You have many rights and benefits as a worker in Washington State. Learn how you are protected by law and what to do if you feel your rights have been violated.
You have a right to earn a fair wage for work you do. Washington’s current minimum wage is $14.49 per hour for most workers. Some parts of our state have a higher minimum wage. Your pay cannot be based on your gender according to the Equal Pay and Opportunities Act.
Rest Periods and Meal Breaks
You can take a paid break for every 4 hours worked and a meal break for any shifts lasting over 5 hours. If you’re a nursing mother, you have a right to take more frequent breaks under federal law.
Safety and Health
It is your right to work in safe conditions that are not harmful to your health. You can access free health and safety training to prevent workplace injuries.
If you’re injured while working, you can file a claim to receive benefits such as medical care and wage replacement until you can return to work.
Paid Sick Leave
Employers in Washington State must provide you with one hour of sick leave for every 40 hours that you work. This policy applies to you regardless of your employee status as a full-time, part-time, temporary, or seasonal worker.
You are entitled to take time off work for certain situations with the security that you can return to your same job. Protected leave includes domestic violence, caring for your sick child, pregnancy, bonding with your baby, your spouse is called to active duty, and serving as an emergency service worker.
Sexual Harassment and Discrimination
You have a right to a work environment free from harassment and discrimination of any kind. If you experience harassment or discrimination, you can file a complaint with the state.
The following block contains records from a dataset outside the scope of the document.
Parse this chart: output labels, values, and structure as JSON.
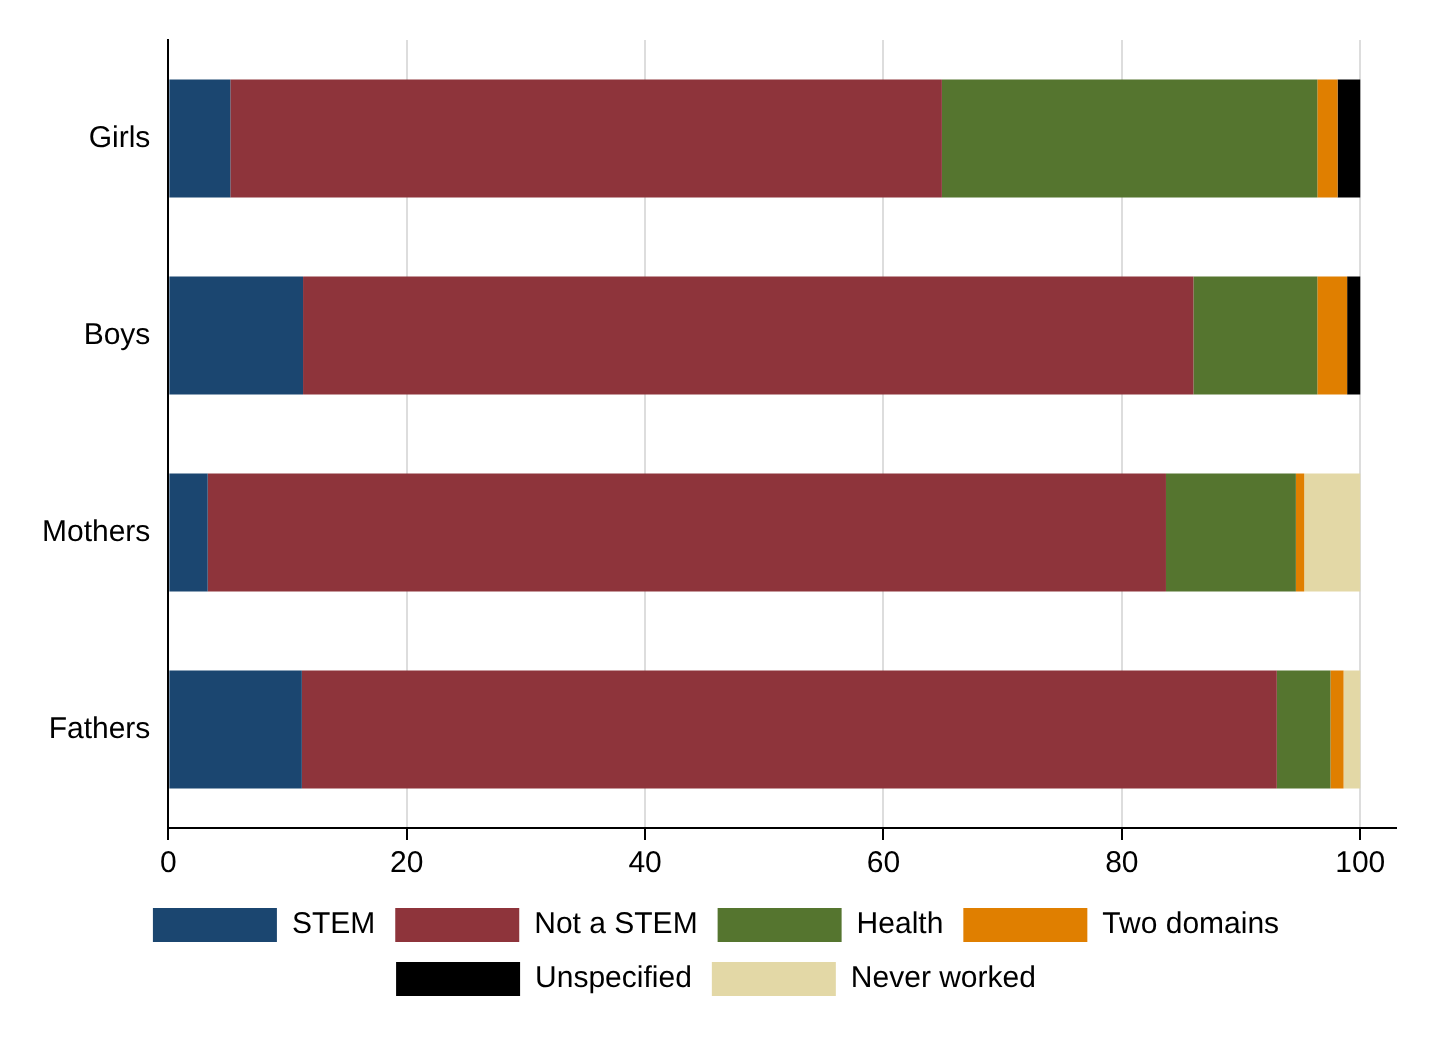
{
  "chart_data": {
    "type": "bar",
    "orientation": "horizontal",
    "stacked": true,
    "categories": [
      "Girls",
      "Boys",
      "Mothers",
      "Fathers"
    ],
    "series": [
      {
        "name": "STEM",
        "color": "#1b4670",
        "values": [
          5.2,
          11.3,
          3.3,
          11.2
        ]
      },
      {
        "name": "Not a STEM",
        "color": "#8e343b",
        "values": [
          59.7,
          74.7,
          80.4,
          81.8
        ]
      },
      {
        "name": "Health",
        "color": "#55752f",
        "values": [
          31.5,
          10.4,
          10.9,
          4.5
        ]
      },
      {
        "name": "Two domains",
        "color": "#e07f00",
        "values": [
          1.7,
          2.5,
          0.7,
          1.1
        ]
      },
      {
        "name": "Unspecified",
        "color": "#000000",
        "values": [
          1.9,
          1.1,
          0,
          0
        ]
      },
      {
        "name": "Never worked",
        "color": "#e3d8a6",
        "values": [
          0,
          0,
          4.7,
          1.4
        ]
      }
    ],
    "xlim": [
      0,
      103
    ],
    "xticks": [
      0,
      20,
      40,
      60,
      80,
      100
    ],
    "grid": "x",
    "legend": "bottom"
  }
}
It is against the law for a business to fire or retaliate against you for exercising a protected right. You can file a complaint for issues relating to wages, rest breaks and meal periods, child labor, uniforms, and retaliation and termination without fear of repercussions.
There are benefits available to you if you’ve lost your job or are unable to work due to health issues or sickness.
Paid Family & Medical Leave (PFML)
If you get sick, or need to take time off work to care for a sick family member, this state-funded program can provide financial assistance.
If you’ve lost your job through no fault of your own, unemployment benefits can provide temporary income while you look for work. Unemployment assistance is funded through a federal-state partnership.